Gough, who spent 32 years as a professor at Wilfrid Laurier University in landlocked Waterloo, Ont., is the author of 20 books and 80 academic articles on maritime and Imperial history. Now 75, he loves being retired in Victoria, in the “great old house” his parents built in 1931.

Among his proudest achievements was his first book, The Royal Navy and the Northwest Coast, which explained the history of Esquimalt as a naval base.

“I put Esquimalt on the map in the larger British picture,” he said. He’s also proud of his success in drawing attention to the little-known position of B.C. not as a backwater but as central to the British Empire as “the watchtower on the North Pacific — watching the Russians and the Americans and the Japanese.”

Gough called the SS Beaver medal “a great tribute,” complimenting the museum and Guichon, its honorary patron, in the process.

“The Maritime Museum has world-class holdings in its library and its archives and I’ve been using it since 1966. The Maritime Museum has always been one of the great places that I use for my research and they’ve been very good to me.”

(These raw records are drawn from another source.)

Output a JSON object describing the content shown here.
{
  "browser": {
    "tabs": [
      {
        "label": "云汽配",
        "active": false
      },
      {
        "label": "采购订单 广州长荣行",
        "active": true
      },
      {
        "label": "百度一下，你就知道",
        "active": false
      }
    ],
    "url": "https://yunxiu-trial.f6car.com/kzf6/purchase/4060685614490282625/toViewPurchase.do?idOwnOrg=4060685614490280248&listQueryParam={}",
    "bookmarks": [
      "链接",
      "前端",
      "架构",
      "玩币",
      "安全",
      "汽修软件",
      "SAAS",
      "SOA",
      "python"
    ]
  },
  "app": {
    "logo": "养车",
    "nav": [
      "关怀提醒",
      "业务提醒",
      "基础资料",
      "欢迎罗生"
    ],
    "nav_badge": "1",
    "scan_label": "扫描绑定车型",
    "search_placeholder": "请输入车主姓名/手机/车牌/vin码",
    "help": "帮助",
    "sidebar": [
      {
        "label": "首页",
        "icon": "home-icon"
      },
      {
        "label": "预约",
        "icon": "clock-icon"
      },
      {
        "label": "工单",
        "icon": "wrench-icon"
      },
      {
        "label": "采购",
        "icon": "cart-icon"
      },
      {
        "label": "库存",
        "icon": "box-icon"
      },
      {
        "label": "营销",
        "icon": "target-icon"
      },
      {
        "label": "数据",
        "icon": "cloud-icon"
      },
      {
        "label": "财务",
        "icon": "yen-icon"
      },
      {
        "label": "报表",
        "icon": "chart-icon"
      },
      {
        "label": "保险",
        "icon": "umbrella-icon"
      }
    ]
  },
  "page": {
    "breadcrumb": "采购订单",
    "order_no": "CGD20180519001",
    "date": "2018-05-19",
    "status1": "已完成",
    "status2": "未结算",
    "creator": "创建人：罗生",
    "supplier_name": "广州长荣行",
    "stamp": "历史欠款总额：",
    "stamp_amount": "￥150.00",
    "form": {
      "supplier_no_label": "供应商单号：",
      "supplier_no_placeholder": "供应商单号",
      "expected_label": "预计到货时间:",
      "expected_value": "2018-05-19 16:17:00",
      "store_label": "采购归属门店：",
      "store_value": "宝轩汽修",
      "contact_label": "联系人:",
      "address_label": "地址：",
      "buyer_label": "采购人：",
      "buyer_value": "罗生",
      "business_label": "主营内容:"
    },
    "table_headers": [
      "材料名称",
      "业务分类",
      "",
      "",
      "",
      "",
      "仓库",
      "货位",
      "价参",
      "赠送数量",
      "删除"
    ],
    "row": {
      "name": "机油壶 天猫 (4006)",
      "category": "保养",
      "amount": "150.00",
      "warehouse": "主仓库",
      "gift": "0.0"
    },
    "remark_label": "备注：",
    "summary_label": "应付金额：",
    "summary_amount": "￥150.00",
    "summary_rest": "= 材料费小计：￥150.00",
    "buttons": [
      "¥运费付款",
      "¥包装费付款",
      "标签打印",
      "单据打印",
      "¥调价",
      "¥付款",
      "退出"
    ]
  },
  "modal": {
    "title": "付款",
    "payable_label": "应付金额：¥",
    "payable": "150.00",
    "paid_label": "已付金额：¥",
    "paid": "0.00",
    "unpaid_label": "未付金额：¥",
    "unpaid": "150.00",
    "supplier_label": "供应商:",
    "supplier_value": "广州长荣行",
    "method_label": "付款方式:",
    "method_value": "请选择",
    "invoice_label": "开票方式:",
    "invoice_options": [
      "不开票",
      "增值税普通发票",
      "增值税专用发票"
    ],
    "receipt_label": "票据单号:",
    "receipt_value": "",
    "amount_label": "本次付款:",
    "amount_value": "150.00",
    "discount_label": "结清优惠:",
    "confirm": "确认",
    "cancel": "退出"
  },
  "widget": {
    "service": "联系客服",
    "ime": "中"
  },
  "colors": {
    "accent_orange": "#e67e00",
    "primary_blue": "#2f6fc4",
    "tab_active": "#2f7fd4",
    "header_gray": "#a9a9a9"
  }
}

Another Victoria recipient of the award was Capt. Tom McCulloch, who began his career in 1953 and made many contributions to Canadian and Commonwealth hydrography — scientific study of the features of surface waters.

Maritime historian Leonard McCann was the third recipient, honoured for his dedication to the Vancouver Maritime Museum for more than 35 years.

The medals were made with material salvaged from the first steamship on the West Coast, the 19th century Hudson’s Bay Company SS Beaver.

A special award was given to the Sidney-based ROPOS — Remotely Operated Platform for Ocean Sciences — a research submersible built in North Vancouver in 1986.

The ROPOS has conducted more than 1,500 dives for scientists in almost every ocean. It has undergone several re-builds, most recently in 2013.

Owned and operated by the Canadian Scientific Submersible Facility, it can operate from vessels anywhere and spend unlimited time on the ocean floor.